The Supreme Court is considering a case today that will likely decide the fate of yet another law aimed at controlling child pornography. The specifics of the case are related to an esoteric aspect of the law — they are trying to determine what is meant by pandering — but it got me thinking about the most difficult problem surrounding this issue: defining what exactly child pornography is.

While it may seem like the distinction between adult pornography and child pornography should be easily defined, in practice, it’s actually very difficult. The individuals engaged in creating this gruesome stuff are expert at walking very thin lines and skirting attempts at legal definitions.

Congress has struggled mightily with this problem. In fact, it’s the core objection raised by the defense to the statute that the Court is considering today. The law is extremely broad — the defense argues that it could be construed to cover promotional materials for the film American Beauty or the novel Lolita. The prosecution contends that the law will only be used to prosecute the “real” stuff, which can be determined by common sense, and therefore doesn’t need to be spelled out in the law.

This is an issue that we here at 8e6 deal with directly, because we are one of the few web filtering vendors that makes the distinction between adult pornography and child pornography. The folks that care deeply about web filtering (like K-12 schools) think this distinction is important, so we provide separate categories. Of our major competitors, only Lightspeed also makes the distinction; Websense, Surf Control, Secure Computing, St. Bernard and Blue Coat do not.

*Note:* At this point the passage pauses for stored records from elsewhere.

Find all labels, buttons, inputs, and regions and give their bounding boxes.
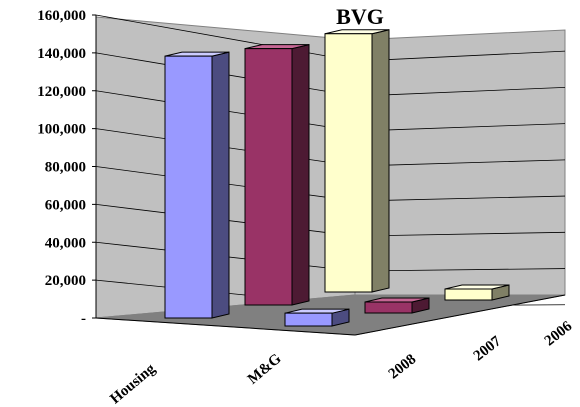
series-label-2007: 2007 [471, 333, 505, 364]
bar-2006-housing [324, 33, 373, 293]
bar-2007-housing-side [291, 43, 310, 306]
bar-2008-housing [164, 55, 213, 319]
y-tick-label: - [81, 311, 86, 327]
y-tick-label: 100,000 [37, 122, 86, 138]
gridline [354, 231, 566, 237]
bar-2007-housing [244, 48, 293, 306]
gridline [354, 268, 566, 272]
y-tick-label: 40,000 [45, 235, 86, 251]
depth-axis [354, 294, 566, 336]
gridline [354, 159, 566, 167]
series-label-2006: 2006 [542, 318, 576, 349]
chart-title: BVG [336, 4, 384, 29]
bars [164, 29, 510, 327]
x-axis-front [95, 317, 356, 336]
gridline [354, 195, 566, 202]
bar-2008-mg [284, 312, 333, 327]
y-tick-label: 140,000 [37, 46, 86, 62]
y-tick-label: 160,000 [37, 8, 86, 24]
gridline [354, 50, 566, 62]
y-tick-label: 80,000 [45, 160, 86, 176]
gridline [354, 86, 566, 97]
gridline [95, 14, 356, 62]
y-tick-label: 120,000 [37, 84, 86, 100]
bar-2007-mg [364, 301, 413, 314]
series-label-2008: 2008 [386, 351, 419, 382]
y-tick-label: 20,000 [45, 273, 86, 289]
bar-2008-housing-side [211, 51, 230, 319]
y-axis-ticks: - 20,000 40,000 60,000 80,000 100,000 120,000 1… [37, 8, 96, 327]
category-label-housing: Housing [107, 360, 159, 407]
category-label-mg: M&G [245, 351, 285, 388]
gridline [354, 123, 566, 132]
bar-2006-mg [444, 288, 493, 301]
bar-2006-housing-side [371, 29, 390, 293]
y-tick-label: 60,000 [45, 197, 86, 213]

Most of these vendors shy away from this difficult distinction because of the ensuing legal issues. You fire an employee for viewing adult pornography. But you might prosecute an employee for viewing child pornography, especially if that employee is a teacher! If the web filtering vendor’s categorization is incorrect, and the customer wants to pursue legal action, then the vendor has wasted that customer’s valuable time and money by raising an unnecessary alarm.

Earlier this year we teamed up with the Internet Watch Foundation (IWF) to make our Child Pornography category bulletproof. The IWF sets very clear standards for what child pornography is, and they maintain a list of sites that is human verified and regularly reverified. Almost all of our competitors are IWF members, but I can’t speak to their integration with the data.

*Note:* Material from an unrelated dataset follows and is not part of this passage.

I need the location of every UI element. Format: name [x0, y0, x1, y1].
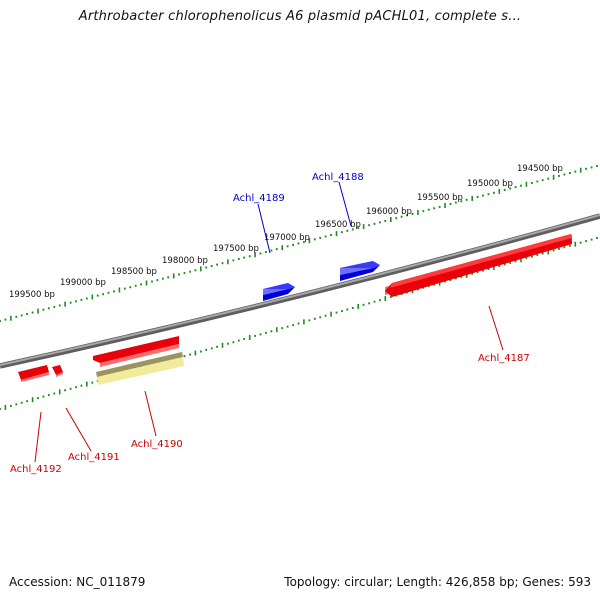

We do two things with the IWF:

(1) Their list is our Child Pornography category. If the IWF adds a URL to its list, it goes into our database. If the IWF removes a URL from its list, it comes out of our database.

If you see a hit for child pornography in your reports, then you have something actionable.

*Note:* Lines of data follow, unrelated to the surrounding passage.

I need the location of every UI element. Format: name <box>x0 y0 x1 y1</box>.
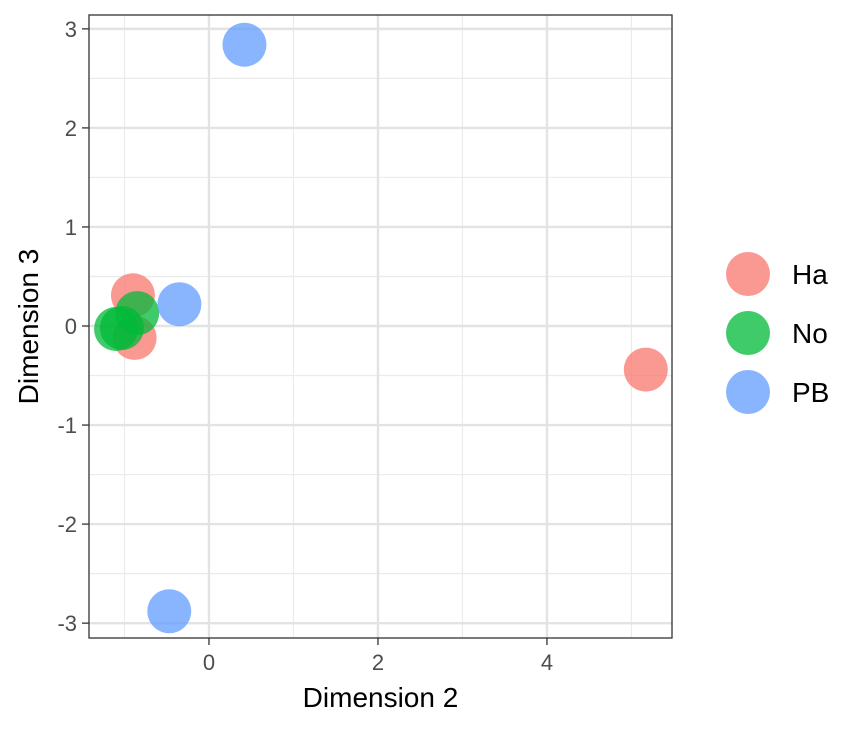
y-tick-label: 3 <box>65 17 77 42</box>
x-tick-label: 4 <box>541 650 553 675</box>
legend-key-ha <box>726 252 770 296</box>
minor-grid <box>89 15 672 638</box>
y-tick-label: 1 <box>65 215 77 240</box>
data-point-ha <box>623 347 668 392</box>
legend-key-pb <box>726 370 770 414</box>
data-point-pb <box>222 22 267 67</box>
major-grid <box>89 15 672 638</box>
legend-key-no <box>726 311 770 355</box>
y-tick-label: -2 <box>57 512 77 537</box>
y-axis-ticks: -3 -2 -1 0 1 2 3 <box>57 17 89 636</box>
legend-label-no: No <box>792 318 828 349</box>
legend-label-pb: PB <box>792 377 829 408</box>
legend: Ha No PB <box>726 252 829 414</box>
data-point-no <box>115 291 160 336</box>
data-point-pb <box>157 282 202 327</box>
data-points <box>94 22 668 634</box>
x-tick-label: 0 <box>203 650 215 675</box>
y-axis-title: Dimension 3 <box>13 249 44 405</box>
x-axis-title: Dimension 2 <box>303 682 459 713</box>
x-tick-label: 2 <box>372 650 384 675</box>
x-axis-ticks: 0 2 4 <box>203 638 553 675</box>
y-tick-label: -1 <box>57 413 77 438</box>
y-tick-label: 0 <box>65 314 77 339</box>
legend-label-ha: Ha <box>792 259 828 290</box>
y-tick-label: 2 <box>65 116 77 141</box>
data-point-pb <box>147 589 192 634</box>
y-tick-label: -3 <box>57 611 77 636</box>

(2) If any 8e6 staff member or automated tool identifies a site as possible child pornography, our backend systems automatically send it to the IWF’s email hotline. While the IWF is reviewing the site, it goes into our database in the regular Pornography category.

Our goal is to all but eliminate false positives while still giving our customers actionable data. Some of our customers are extremely passionate about this issue. Others aren’t — we actually lost a sale once when an eval box showed child porn hits made by one of the prospect’s executives. It’s part of our ongoing business strategy to support those passionate customers above making every sale.